0=Vi^2 +2(-9.8m/s^2)*(7.4m)

0=Vi^2-145m^2/s^2

145m^2/s^2=Vi^2

sqrt*(145)=Vi

Vi=12.0 m/s

AverageV=(Vf+Vi)/2=(0+12.0m/s)/2=6m/s

(B) since the ball ended up where it started, its average velocity was 0

Steve you may be correct, but both questions can be worded a little bit better. For A: I wasn't sure if d=7.4m or d=2(7.4)=14.8m. If so, then r=14.8m/2.7s=5.5m/s. For B: I wasn't sure if they wanted to know the average velocity for the trip up, or the trip up and back down. If so, then the average velocity is 0.

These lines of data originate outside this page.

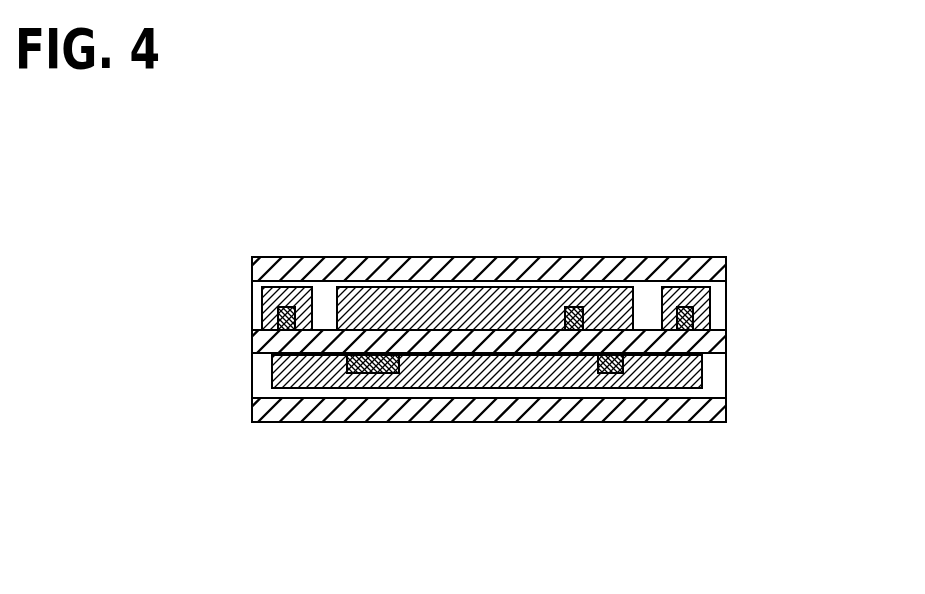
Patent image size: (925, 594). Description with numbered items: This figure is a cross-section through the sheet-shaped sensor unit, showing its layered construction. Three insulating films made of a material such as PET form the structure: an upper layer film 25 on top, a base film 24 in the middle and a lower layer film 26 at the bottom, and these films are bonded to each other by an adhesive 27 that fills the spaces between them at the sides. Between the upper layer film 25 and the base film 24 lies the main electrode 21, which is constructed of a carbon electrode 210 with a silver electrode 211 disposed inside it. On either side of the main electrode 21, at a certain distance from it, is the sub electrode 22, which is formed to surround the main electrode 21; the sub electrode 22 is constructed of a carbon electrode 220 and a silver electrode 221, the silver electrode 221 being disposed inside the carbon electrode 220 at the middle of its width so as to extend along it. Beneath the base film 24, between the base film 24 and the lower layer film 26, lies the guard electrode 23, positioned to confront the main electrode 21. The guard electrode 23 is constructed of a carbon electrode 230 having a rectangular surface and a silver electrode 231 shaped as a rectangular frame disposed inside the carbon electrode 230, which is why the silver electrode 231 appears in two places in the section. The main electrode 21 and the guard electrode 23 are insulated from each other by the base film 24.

The main electrode 21 is at (485, 224).
The carbon electrode 210 is at (437, 300).
The silver electrode 211 is at (575, 303).
The sub electrode 22 is at (490, 224).
The carbon electrode 220 is at (301, 293).
The silver electrode 221 is at (271, 251).
The guard electrode 23 is at (487, 465).
The carbon electrode 230 is at (468, 372).
The silver electrode 231 is at (368, 372).
The base film 24 is at (718, 342).
The upper layer film 25 is at (718, 267).
The lower layer film 26 is at (718, 408).
The adhesive 27 is at (256, 313).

Yeah. I've noticed that either textbooks have gotten very sloppy in their language, or students who post here aren't very careful in transcribing their assignments.

Yes, but the for A the speed is 5.5m/s and 0 for the velocity. I must have been tired. I just didn' t read the question carefully.